Kinshasa est en ébullition. Vendredi 22 août 2025, le ministère public congolais a réclamé la peine capitale contre l’ancien président Joseph Kabila, jugé par contumace par la Haute cour militaire. Celui qui a dirigé la République démocratique du Congo pendant 18 ans est aujourd’hui accusé des crimes les plus graves :
Crimes de guerre
Trahison
Organisation d’un mouvement insurrectionnel
À ces chefs d’accusation s’ajoutent des peines complémentaires : 20 ans de prison pour apologie de crimes de guerre et 15 ans pour complot.
Un procès hors norme, symbole d’un séisme politique
Le procès de Joseph Kabila s’est ouvert le 25 juillet 2025, une première historique dans un pays où les anciens chefs d’État bénéficiaient jusque-là d’une certaine immunité tacite. Tout a basculé en mai, lorsque le Sénat congolais a levé son immunité, ouvrant la voie à des poursuites spectaculaires.

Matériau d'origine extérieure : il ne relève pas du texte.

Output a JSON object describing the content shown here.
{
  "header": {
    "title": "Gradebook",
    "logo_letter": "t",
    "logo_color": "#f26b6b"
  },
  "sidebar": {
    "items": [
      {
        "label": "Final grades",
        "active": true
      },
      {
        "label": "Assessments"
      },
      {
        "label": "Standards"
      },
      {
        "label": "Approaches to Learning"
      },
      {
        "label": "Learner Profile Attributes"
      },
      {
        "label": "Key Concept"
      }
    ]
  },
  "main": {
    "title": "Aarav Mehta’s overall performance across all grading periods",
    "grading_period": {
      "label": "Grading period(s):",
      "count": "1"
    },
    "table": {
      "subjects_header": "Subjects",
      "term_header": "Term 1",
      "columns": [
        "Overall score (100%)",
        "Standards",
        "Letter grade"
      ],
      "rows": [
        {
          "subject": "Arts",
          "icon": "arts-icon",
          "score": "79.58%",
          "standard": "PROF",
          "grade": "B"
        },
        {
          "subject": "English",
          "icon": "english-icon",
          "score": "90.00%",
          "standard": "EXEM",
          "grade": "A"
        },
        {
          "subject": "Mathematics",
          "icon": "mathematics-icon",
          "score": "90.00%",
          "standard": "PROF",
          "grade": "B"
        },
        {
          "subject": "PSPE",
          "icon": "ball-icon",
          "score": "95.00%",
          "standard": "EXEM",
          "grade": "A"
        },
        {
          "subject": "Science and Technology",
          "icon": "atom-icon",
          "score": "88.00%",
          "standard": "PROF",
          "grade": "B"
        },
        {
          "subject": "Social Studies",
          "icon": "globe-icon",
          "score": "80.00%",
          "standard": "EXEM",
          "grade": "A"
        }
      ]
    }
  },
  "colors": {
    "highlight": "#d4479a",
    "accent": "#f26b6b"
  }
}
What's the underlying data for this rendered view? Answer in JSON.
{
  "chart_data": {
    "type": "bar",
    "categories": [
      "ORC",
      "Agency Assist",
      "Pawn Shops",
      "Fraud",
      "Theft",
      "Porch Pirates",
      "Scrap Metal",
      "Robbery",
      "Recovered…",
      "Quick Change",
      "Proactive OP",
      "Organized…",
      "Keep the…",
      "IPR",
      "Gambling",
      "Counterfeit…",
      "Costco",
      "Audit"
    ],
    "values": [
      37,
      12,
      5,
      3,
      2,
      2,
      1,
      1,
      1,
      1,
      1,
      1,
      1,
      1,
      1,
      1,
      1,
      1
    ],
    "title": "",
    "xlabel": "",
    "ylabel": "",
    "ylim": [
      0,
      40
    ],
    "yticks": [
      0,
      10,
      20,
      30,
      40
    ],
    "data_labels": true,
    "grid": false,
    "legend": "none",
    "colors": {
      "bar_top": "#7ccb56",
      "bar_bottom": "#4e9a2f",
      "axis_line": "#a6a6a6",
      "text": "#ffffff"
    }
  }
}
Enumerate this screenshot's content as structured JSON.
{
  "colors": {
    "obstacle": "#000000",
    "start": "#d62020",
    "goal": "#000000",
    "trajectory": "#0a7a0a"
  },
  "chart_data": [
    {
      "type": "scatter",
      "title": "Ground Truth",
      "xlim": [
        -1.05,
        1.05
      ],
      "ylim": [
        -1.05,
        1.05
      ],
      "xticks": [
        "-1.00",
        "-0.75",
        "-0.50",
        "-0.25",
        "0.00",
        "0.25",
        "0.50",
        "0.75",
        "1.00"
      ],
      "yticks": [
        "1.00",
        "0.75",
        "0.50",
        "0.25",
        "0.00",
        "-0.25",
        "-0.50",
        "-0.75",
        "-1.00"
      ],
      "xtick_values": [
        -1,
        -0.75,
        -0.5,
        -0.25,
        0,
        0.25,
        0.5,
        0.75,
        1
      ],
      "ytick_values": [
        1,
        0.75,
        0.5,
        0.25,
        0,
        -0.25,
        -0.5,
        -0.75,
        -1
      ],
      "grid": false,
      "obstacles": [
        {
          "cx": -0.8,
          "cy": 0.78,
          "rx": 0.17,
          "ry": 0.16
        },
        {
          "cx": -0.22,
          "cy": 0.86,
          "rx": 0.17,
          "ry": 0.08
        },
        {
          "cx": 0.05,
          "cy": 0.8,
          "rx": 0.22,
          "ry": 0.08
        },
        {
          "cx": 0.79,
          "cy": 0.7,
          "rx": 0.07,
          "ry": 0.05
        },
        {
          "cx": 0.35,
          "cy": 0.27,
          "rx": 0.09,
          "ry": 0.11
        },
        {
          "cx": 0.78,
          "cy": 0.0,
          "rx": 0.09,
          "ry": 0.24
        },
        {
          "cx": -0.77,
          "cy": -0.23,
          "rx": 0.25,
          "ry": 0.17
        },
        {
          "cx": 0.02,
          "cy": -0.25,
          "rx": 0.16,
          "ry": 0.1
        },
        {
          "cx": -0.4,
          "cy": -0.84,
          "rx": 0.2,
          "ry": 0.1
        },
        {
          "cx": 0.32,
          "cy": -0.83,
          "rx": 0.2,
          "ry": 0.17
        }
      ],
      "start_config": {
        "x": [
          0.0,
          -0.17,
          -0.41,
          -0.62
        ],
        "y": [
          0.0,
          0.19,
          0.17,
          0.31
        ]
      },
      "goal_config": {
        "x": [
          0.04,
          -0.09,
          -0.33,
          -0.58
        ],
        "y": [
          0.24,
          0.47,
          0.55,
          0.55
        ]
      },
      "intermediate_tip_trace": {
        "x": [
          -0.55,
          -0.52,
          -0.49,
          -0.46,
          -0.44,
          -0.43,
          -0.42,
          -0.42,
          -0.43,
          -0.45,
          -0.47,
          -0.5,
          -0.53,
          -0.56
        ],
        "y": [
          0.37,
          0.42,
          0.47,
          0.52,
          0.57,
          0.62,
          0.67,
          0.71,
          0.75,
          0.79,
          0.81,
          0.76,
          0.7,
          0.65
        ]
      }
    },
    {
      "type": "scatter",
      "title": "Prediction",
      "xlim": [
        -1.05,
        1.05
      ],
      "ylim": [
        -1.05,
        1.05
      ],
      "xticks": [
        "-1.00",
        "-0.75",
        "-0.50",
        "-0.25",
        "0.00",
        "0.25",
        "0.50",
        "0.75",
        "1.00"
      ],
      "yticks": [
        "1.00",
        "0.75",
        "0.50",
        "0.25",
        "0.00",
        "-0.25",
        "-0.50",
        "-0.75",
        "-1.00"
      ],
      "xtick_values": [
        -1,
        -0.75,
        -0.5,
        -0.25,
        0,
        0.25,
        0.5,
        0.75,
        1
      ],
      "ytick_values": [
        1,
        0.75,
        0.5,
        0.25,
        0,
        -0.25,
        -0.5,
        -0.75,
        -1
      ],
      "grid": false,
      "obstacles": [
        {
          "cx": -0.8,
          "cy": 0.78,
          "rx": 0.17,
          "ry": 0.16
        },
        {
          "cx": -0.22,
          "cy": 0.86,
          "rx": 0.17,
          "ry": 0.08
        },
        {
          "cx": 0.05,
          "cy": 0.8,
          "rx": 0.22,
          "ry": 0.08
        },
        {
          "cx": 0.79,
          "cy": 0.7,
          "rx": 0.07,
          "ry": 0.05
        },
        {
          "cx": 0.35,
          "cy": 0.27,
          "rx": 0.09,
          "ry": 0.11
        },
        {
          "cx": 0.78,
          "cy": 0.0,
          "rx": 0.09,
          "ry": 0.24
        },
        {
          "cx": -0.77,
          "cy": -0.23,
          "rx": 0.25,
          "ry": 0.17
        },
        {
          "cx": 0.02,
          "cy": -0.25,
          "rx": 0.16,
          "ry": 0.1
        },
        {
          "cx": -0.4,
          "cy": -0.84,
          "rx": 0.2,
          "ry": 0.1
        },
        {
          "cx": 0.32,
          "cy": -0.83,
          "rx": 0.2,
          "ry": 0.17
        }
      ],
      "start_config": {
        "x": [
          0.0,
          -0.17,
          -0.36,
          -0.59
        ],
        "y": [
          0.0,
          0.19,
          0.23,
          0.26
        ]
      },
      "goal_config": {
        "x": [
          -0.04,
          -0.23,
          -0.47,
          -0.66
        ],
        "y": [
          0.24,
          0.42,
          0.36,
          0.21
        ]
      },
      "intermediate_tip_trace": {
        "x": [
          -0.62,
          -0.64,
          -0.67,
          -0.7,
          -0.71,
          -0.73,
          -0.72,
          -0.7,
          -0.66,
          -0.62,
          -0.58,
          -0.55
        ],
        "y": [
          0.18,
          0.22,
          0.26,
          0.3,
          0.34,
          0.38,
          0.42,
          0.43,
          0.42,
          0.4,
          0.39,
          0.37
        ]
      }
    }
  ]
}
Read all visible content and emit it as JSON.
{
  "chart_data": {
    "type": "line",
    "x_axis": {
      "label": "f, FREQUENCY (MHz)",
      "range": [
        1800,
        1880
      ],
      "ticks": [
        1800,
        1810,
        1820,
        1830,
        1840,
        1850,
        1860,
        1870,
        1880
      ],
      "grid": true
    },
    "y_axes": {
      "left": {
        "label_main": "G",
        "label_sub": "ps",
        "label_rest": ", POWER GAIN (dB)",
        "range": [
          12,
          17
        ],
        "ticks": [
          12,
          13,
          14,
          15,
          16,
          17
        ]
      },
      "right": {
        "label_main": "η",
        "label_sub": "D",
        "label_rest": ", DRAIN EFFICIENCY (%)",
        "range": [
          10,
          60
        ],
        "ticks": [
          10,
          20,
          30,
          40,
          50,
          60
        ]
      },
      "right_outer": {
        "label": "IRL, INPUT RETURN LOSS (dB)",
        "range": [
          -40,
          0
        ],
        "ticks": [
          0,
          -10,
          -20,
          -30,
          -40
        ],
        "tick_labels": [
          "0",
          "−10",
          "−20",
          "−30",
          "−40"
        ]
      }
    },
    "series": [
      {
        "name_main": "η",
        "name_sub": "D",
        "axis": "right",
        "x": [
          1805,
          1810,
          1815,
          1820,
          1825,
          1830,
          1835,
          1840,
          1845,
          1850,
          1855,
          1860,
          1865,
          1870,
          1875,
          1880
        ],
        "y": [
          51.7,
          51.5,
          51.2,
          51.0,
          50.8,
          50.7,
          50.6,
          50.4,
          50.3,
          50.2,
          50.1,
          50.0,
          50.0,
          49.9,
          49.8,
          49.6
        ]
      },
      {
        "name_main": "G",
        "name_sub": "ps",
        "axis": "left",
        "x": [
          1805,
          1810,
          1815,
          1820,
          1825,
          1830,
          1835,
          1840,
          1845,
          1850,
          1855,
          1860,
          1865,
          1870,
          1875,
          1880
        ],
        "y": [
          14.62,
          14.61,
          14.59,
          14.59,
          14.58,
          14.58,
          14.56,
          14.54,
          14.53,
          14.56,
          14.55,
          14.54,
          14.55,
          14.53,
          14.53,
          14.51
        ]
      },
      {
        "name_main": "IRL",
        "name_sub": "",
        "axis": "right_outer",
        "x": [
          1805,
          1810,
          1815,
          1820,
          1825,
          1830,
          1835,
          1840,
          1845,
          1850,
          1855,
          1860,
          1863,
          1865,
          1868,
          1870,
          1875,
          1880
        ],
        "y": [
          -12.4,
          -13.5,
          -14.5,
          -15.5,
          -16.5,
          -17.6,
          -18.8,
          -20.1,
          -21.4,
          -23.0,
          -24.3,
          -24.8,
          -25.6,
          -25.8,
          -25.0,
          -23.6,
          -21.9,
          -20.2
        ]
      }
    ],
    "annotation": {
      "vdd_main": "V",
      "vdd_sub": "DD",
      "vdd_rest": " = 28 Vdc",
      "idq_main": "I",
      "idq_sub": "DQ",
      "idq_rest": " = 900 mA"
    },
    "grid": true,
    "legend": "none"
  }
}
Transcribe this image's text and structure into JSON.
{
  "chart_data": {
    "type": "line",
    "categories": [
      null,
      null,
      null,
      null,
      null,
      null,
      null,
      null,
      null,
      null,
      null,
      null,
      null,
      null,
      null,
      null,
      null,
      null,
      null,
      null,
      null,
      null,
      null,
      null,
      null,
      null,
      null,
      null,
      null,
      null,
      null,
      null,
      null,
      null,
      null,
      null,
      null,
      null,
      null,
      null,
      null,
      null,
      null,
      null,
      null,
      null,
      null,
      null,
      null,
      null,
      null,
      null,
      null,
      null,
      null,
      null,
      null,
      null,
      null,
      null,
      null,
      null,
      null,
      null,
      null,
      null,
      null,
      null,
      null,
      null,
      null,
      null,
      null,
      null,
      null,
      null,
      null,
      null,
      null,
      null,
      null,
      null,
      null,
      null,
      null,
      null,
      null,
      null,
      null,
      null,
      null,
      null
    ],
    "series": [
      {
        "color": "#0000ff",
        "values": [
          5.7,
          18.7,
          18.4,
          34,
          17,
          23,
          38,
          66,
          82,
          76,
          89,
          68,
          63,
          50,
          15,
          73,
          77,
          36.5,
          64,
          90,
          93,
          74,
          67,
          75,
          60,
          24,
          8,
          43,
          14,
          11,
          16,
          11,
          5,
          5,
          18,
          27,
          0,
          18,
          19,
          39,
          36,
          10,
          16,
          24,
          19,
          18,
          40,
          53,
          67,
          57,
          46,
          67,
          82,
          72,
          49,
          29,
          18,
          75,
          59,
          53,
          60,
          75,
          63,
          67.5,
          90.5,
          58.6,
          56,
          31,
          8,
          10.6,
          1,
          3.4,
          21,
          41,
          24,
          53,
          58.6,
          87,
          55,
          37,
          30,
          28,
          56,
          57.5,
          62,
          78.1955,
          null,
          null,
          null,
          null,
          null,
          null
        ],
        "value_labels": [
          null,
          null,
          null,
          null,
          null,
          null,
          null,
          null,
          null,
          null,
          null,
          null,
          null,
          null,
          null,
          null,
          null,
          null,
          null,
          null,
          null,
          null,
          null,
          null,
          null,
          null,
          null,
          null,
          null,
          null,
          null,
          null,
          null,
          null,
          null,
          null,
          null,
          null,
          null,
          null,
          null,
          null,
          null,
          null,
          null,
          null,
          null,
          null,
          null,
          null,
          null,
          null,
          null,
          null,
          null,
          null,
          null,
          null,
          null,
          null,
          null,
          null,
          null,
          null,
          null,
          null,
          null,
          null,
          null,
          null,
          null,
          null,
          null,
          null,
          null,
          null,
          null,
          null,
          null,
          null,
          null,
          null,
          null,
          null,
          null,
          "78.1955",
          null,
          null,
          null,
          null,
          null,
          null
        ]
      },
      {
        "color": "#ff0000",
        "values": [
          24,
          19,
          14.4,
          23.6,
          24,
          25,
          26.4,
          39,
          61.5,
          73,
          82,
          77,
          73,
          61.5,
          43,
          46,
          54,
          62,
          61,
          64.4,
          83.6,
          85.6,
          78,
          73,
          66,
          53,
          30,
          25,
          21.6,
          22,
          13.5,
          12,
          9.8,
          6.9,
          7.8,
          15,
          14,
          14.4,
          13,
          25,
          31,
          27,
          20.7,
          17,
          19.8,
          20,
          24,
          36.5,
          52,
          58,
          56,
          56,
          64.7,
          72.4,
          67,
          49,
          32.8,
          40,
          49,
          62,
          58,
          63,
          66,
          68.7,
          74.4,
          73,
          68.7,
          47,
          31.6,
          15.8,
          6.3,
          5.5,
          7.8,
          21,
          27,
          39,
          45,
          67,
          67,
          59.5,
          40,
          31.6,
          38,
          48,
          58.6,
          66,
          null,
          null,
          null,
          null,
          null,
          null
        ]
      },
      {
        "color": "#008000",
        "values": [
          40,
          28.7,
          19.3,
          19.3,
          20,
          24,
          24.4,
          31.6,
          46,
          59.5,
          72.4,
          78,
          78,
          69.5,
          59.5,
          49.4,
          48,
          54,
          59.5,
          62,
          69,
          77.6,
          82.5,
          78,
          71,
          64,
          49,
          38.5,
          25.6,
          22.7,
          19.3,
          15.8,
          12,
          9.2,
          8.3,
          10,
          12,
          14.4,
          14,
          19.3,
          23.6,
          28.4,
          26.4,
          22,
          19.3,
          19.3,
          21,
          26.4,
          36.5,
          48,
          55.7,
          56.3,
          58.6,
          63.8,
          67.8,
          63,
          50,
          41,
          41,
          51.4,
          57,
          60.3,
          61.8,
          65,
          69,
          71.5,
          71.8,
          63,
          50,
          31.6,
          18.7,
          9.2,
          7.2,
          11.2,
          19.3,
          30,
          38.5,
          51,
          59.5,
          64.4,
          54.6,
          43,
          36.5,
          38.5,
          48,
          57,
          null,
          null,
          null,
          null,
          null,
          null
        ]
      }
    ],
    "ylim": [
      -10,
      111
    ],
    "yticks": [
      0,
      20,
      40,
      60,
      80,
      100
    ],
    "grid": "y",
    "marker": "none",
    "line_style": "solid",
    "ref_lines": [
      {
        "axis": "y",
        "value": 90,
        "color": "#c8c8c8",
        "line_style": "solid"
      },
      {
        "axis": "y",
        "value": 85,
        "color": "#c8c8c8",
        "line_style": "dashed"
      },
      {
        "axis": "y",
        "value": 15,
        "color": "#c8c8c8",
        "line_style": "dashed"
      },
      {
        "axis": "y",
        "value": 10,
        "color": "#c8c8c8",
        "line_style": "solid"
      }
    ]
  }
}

Kabila est accusé d’avoir collaboré avec le M23, un mouvement rebelle soutenu par le Rwanda et tristement célèbre pour ses exactions dans l’est du pays. Pire encore, il est présenté par les procureurs comme l’un des instigateurs de l’Alliance fleuve Congo (AFC), une branche politique du M23, soupçonnée de préparer un coup d’État contre le régime de Félix Tshisekedi.

Où est Joseph Kabila ?
La question hante l’opinion. Après un exil prolongé en Afrique du Sud depuis fin 2023, Kabila a surpris le monde en mai 2025 en réapparaissant à Goma, bastion du M23. Il y a tenu des rencontres discrètes avec des responsables religieux et politiques, alimentant les soupçons de collusion. Depuis, son emplacement exact reste incertain, entre rumeurs d’un retour clandestin et hypothèse d’un nouveau départ vers l’étranger.
Un pays divisé, une justice sous tension
La décision du parquet provoque des réactions contrastées. Le PPRD, parti de Kabila, dénonce une « mise en scène politique » et accuse Tshisekedi d’instrumentaliser la justice pour écarter un rival. De leur côté, les provinces de l’est — Nord-Kivu, Sud-Kivu et Ituri —, ravagées par les violences, se sont constituées parties civiles et réclament des réparations financières.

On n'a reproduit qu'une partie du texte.